The decision outlawed certain methods and rules that should be followed in every patent infringement case. They are: first, infringement is not shown by affirmative proof, which includes the defendant company’s medical and clinical study of a product. Second, an infringement assessment does not compare an allegedly infringing product to the marketed product; rather, it compares it to the patent’s claims. Finally, it was stated that in this circumstance, the right test is to map Cipla’s product against Roche’s patent claims. Finally, a 16-step test for developing patent claims in order to determine the patent’s breadth and determine if there has been any infringement was established. This may be used as a template for any patent infringement lawsuit.

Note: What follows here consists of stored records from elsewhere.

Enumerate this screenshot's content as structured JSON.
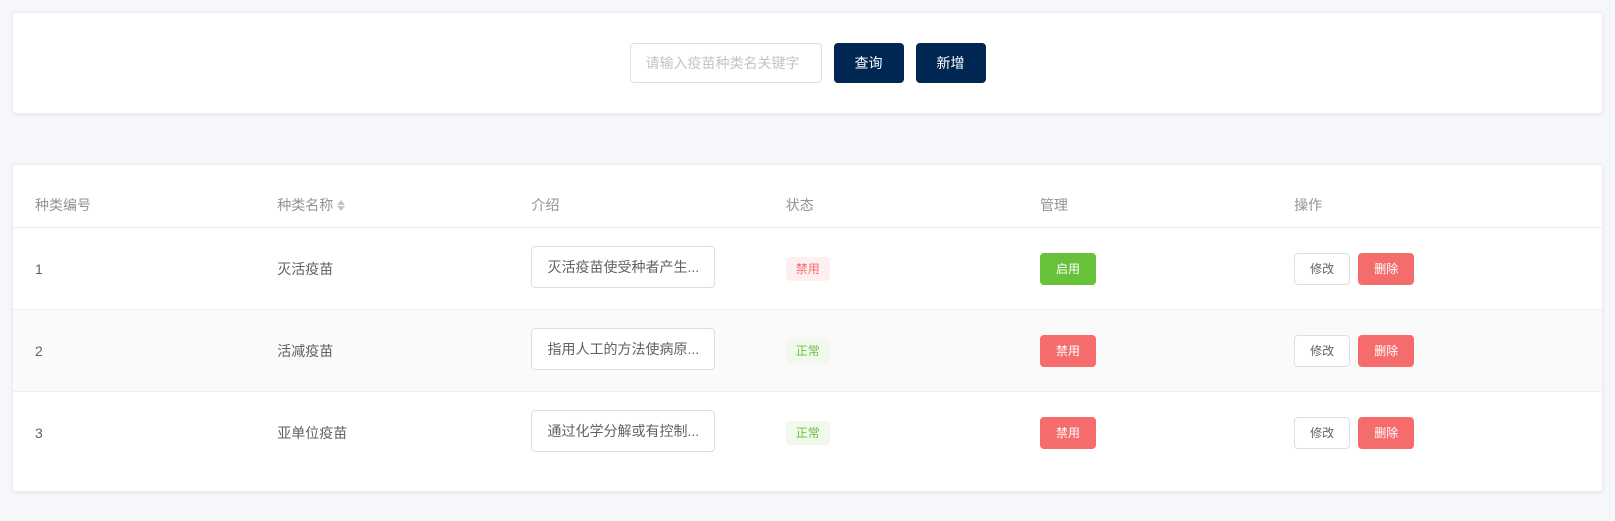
{
  "search": {
    "placeholder": "请输入疫苗种类名关键字",
    "value": "",
    "queryLabel": "查询",
    "addLabel": "新增"
  },
  "table": {
    "columns": {
      "id": "种类编号",
      "name": "种类名称",
      "desc": "介绍",
      "status": "状态",
      "manage": "管理",
      "op": "操作"
    },
    "statusLabels": {
      "disabled": "禁用",
      "normal": "正常"
    },
    "manageLabels": {
      "enable": "启用",
      "disable": "禁用"
    },
    "opLabels": {
      "edit": "修改",
      "delete": "删除"
    },
    "rows": [
      {
        "id": "1",
        "name": "灭活疫苗",
        "desc": "灭活疫苗使受种者产生...",
        "status": "disabled",
        "manageAction": "enable"
      },
      {
        "id": "2",
        "name": "活减疫苗",
        "desc": "指用人工的方法使病原...",
        "status": "normal",
        "manageAction": "disable"
      },
      {
        "id": "3",
        "name": "亚单位疫苗",
        "desc": "通过化学分解或有控制...",
        "status": "normal",
        "manageAction": "disable"
      }
    ]
  }
}
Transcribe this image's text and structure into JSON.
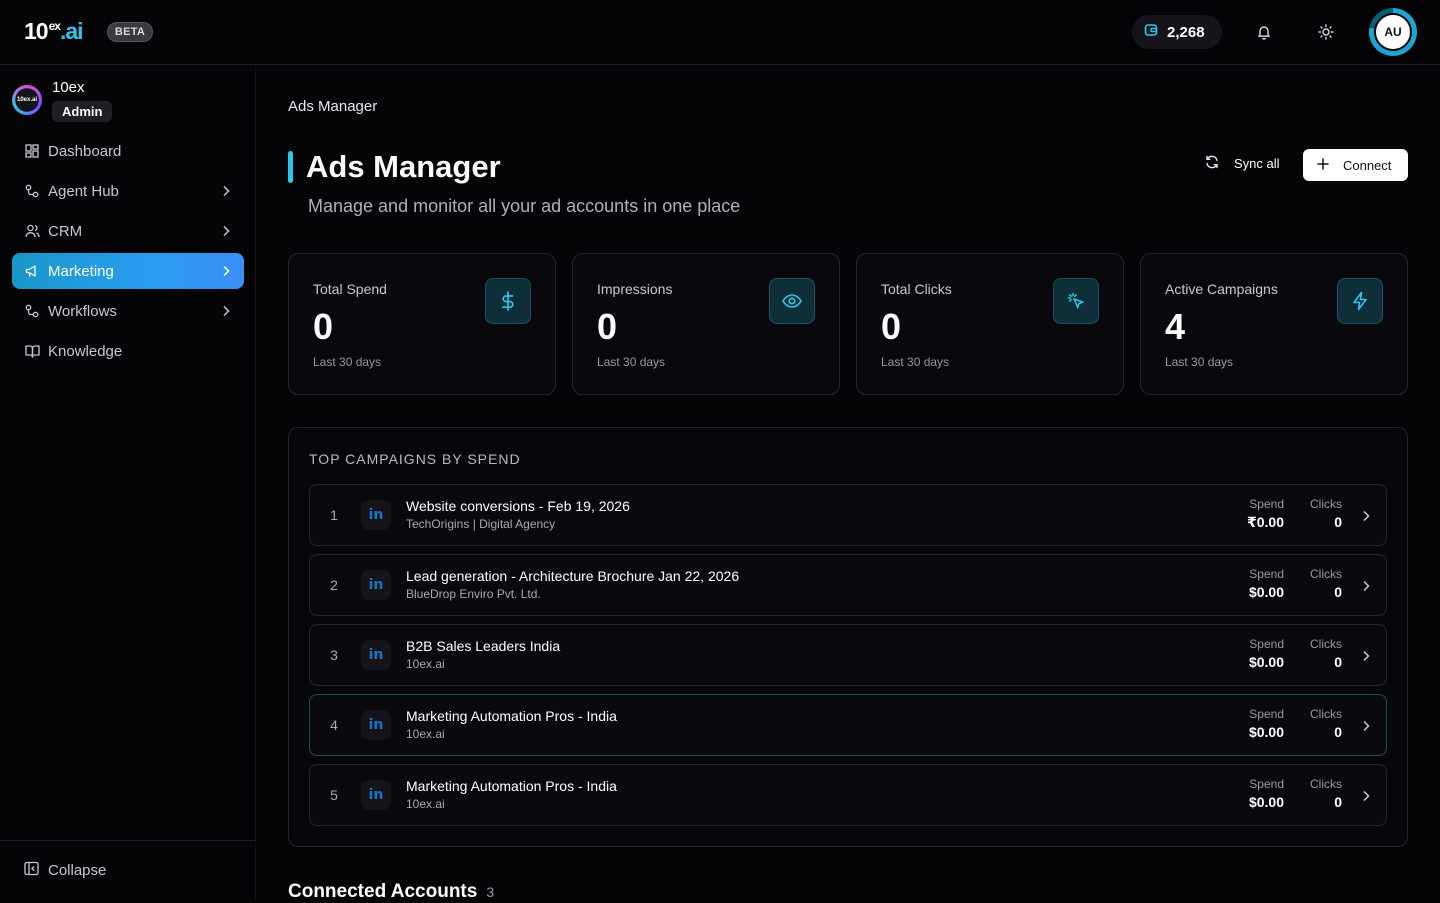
{
  "brand": {
    "logo_main": "10",
    "logo_sup": "ex",
    "logo_suffix": ".ai",
    "beta": "BETA"
  },
  "header": {
    "credits": "2,268",
    "avatar_initials": "AU"
  },
  "org": {
    "logo_text": "10ex.ai",
    "name": "10ex",
    "role": "Admin"
  },
  "sidebar": {
    "items": [
      {
        "label": "Dashboard"
      },
      {
        "label": "Agent Hub"
      },
      {
        "label": "CRM"
      },
      {
        "label": "Marketing"
      },
      {
        "label": "Workflows"
      },
      {
        "label": "Knowledge"
      }
    ],
    "collapse": "Collapse"
  },
  "page": {
    "breadcrumb": "Ads Manager",
    "title": "Ads Manager",
    "subtitle": "Manage and monitor all your ad accounts in one place",
    "sync_label": "Sync all",
    "connect_label": "Connect"
  },
  "stats": [
    {
      "label": "Total Spend",
      "value": "0",
      "period": "Last 30 days",
      "icon": "dollar-icon"
    },
    {
      "label": "Impressions",
      "value": "0",
      "period": "Last 30 days",
      "icon": "eye-icon"
    },
    {
      "label": "Total Clicks",
      "value": "0",
      "period": "Last 30 days",
      "icon": "click-icon"
    },
    {
      "label": "Active Campaigns",
      "value": "4",
      "period": "Last 30 days",
      "icon": "bolt-icon"
    }
  ],
  "top_campaigns": {
    "title": "TOP CAMPAIGNS BY SPEND",
    "spend_label": "Spend",
    "clicks_label": "Clicks",
    "platform_glyph": "in",
    "rows": [
      {
        "rank": "1",
        "name": "Website conversions - Feb 19, 2026",
        "account": "TechOrigins | Digital Agency",
        "spend": "₹0.00",
        "clicks": "0"
      },
      {
        "rank": "2",
        "name": "Lead generation - Architecture Brochure Jan 22, 2026",
        "account": "BlueDrop Enviro Pvt. Ltd.",
        "spend": "$0.00",
        "clicks": "0"
      },
      {
        "rank": "3",
        "name": "B2B Sales Leaders India",
        "account": "10ex.ai",
        "spend": "$0.00",
        "clicks": "0"
      },
      {
        "rank": "4",
        "name": "Marketing Automation Pros - India",
        "account": "10ex.ai",
        "spend": "$0.00",
        "clicks": "0"
      },
      {
        "rank": "5",
        "name": "Marketing Automation Pros - India",
        "account": "10ex.ai",
        "spend": "$0.00",
        "clicks": "0"
      }
    ]
  },
  "connected_accounts": {
    "title": "Connected Accounts",
    "count": "3"
  },
  "colors": {
    "accent": "#2ec6ea",
    "active_nav": "#2a9df2",
    "linkedin": "#1476c4",
    "background": "#050508"
  }
}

The 2005 amendment demonstrated that India has implemented an IP policy that reflects the spirit of the WTO while also maintaining a clause barring ‘Evergreening,’ which is the practice of making pricey medications available at low prices to encourage market competition. The Indian judiciary has demonstrated through cases such as Novartis and Cipla that Section 3(d) is acting as a safeguard against Evergreening of patents, as pharmaceutical companies have a habit of simply changing one component that has no effect on the efficacy of the product and re-applying for the product. This effectively slows down research and development and contributes to the country’s decline.
Second, these decisions have demonstrated that the public benefit will be the most important factor to consider when granting and reviewing patent applications. If Roche had been given the patent by the Controller of Patents in New Delhi, the cancer therapy would have been out of reach for many patents because of the high cost of the drugs. In India, patent rules stimulate inventions but do not provide unlimited rights; instead, they grant a limited right that encourages greater research and development and the production of superior medicines on the market.